Siguieron con el carro y pararon un poco más abajo. Padre e hijo observaron cómo las ranas atravesaron, a pequeños saltos, el camino y se fueron hasta el río. El niño quería cogerlas pero el padre le dijo que, primero, tenía que aprender a hacerlo. Mañana, u otro día, le enseñaría.

Un día tras otro, se acordaba de las ranas. Y, un día tras otro, le recordaba a su padre que había dicho que le enseñaría a cogerlas. Tanto insistió que el padre cedió. Con una condición solamente: no deberían matarlas. El niño lo prometió solemnemente.

Cogieron dos palos largos y flexibles. Que se doblaran pero que no rompieran fácilmente. Buscaron cuerdas muy finas y las ataron fuertemente a la punta de cada palo. Y en el extremo de cada cuerda ataron un pequeño trapo rojo.

Se fueron hacia el río, hacia donde habían visto a las ranas. El niño observaba todo lo que hacía su padre. Pero las ranas no estaban allí.

Habían llegado al agua y buscaron un sitio donde quedarse. Marcharon rio arriba y río abajo buscando un buen remanso que las protegiera y que les permitiera vivir sin mucho peligro. Lo encontraron cerca, un poco más abajo del lugar por donde habían llegado.

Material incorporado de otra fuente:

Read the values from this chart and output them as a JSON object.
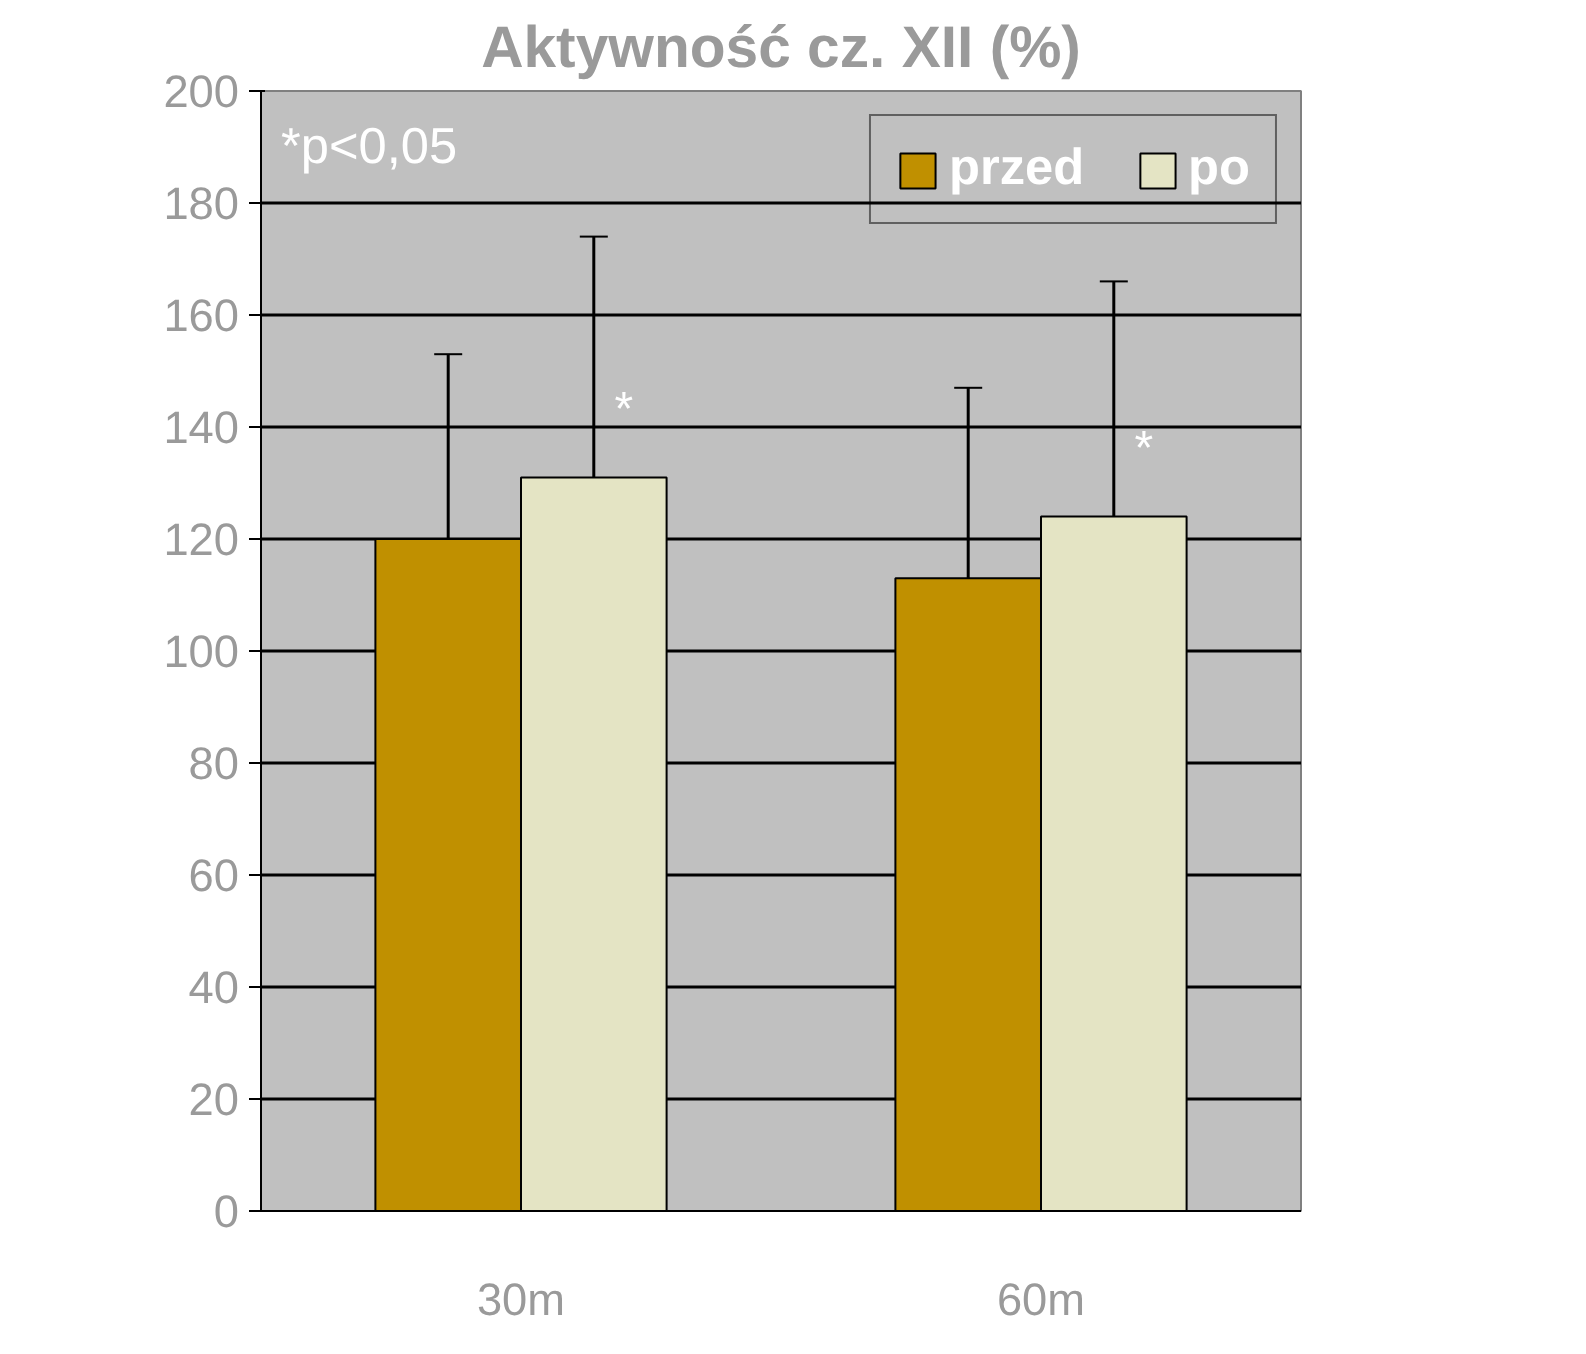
{
  "chart_data": {
    "type": "bar",
    "title": "Aktywność cz. XII (%)",
    "categories": [
      "30m",
      "60m"
    ],
    "series": [
      {
        "name": "przed",
        "color": "#c09000",
        "values": [
          120,
          113
        ],
        "errors": [
          [
            120,
            153
          ],
          [
            113,
            147
          ]
        ]
      },
      {
        "name": "po",
        "color": "#e4e4c4",
        "values": [
          131,
          124
        ],
        "errors": [
          [
            131,
            174
          ],
          [
            124,
            166
          ]
        ]
      }
    ],
    "ylim": [
      0,
      200
    ],
    "yticks": [
      0,
      20,
      40,
      60,
      80,
      100,
      120,
      140,
      160,
      180,
      200
    ],
    "grid": "y",
    "legend": "top right",
    "annotations": [
      "*p<0,05",
      "*",
      "*"
    ]
  }
}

El padre las oyó croar y, en silencio él y su hijo, se acercaron a ellas. Se escondieron tras unos juncos y las observaron. En voz muy baja, le recordó la promesa que hizo su hijo. No las matarían. Solo jugarían con ellas un poco.

Lanzó la cuerda con el trapo rojo y esperó. No tardó mucho en moverse la punta del palo. Una rana había tragado el trapo rojo. Con un golpe rápido, tiró fuerte del palo y de la cuerda, y una rana, en el borde, voló hasta sus espaldas, fuera del agua. El niño fue corriendo a por ella. La cogió entre sus manos y la rana expulsó el trapo que había tragado. Se la enseñó a su padre y, después de acariciarla un rato, la lanzó otra vez al río.

Lo consiguieron otras tres veces. Una de ellas, el niño solo. Después, las ranas aprendieron que el trapo rojo no era la comida que parecía y dejaron de ir a por él.

Padre e hijo se reían. Habían pasado un buen rato y el niño había aprendido a pescar. Y había aprendido a “hacerse amigo” de las ranas y a respetarlas.

Las ranas aprendieron que el lugar aquel no era muy seguro y, cuando el sol se estaba poniendo, salieron del agua, atravesaron el camino y volvieron a su charca de siempre.

Si estaban en la orilla, siempre habría algún niño, o no tan niño, que vendría a jugar con ellas o, lo que era peor, a cazarlas y matarlas. Por eso decidieron ir hasta el centro de la laguna y vivir allí, escondidas entre los juncos.

Contaba una de ellas que, un día, vio al niño, con su caña con trapo rojo, al borde de la charca. Pero las ranas no lo consideraban un verdadero amigo.

Y, por supuesto, no querían jugar con él a ese juego.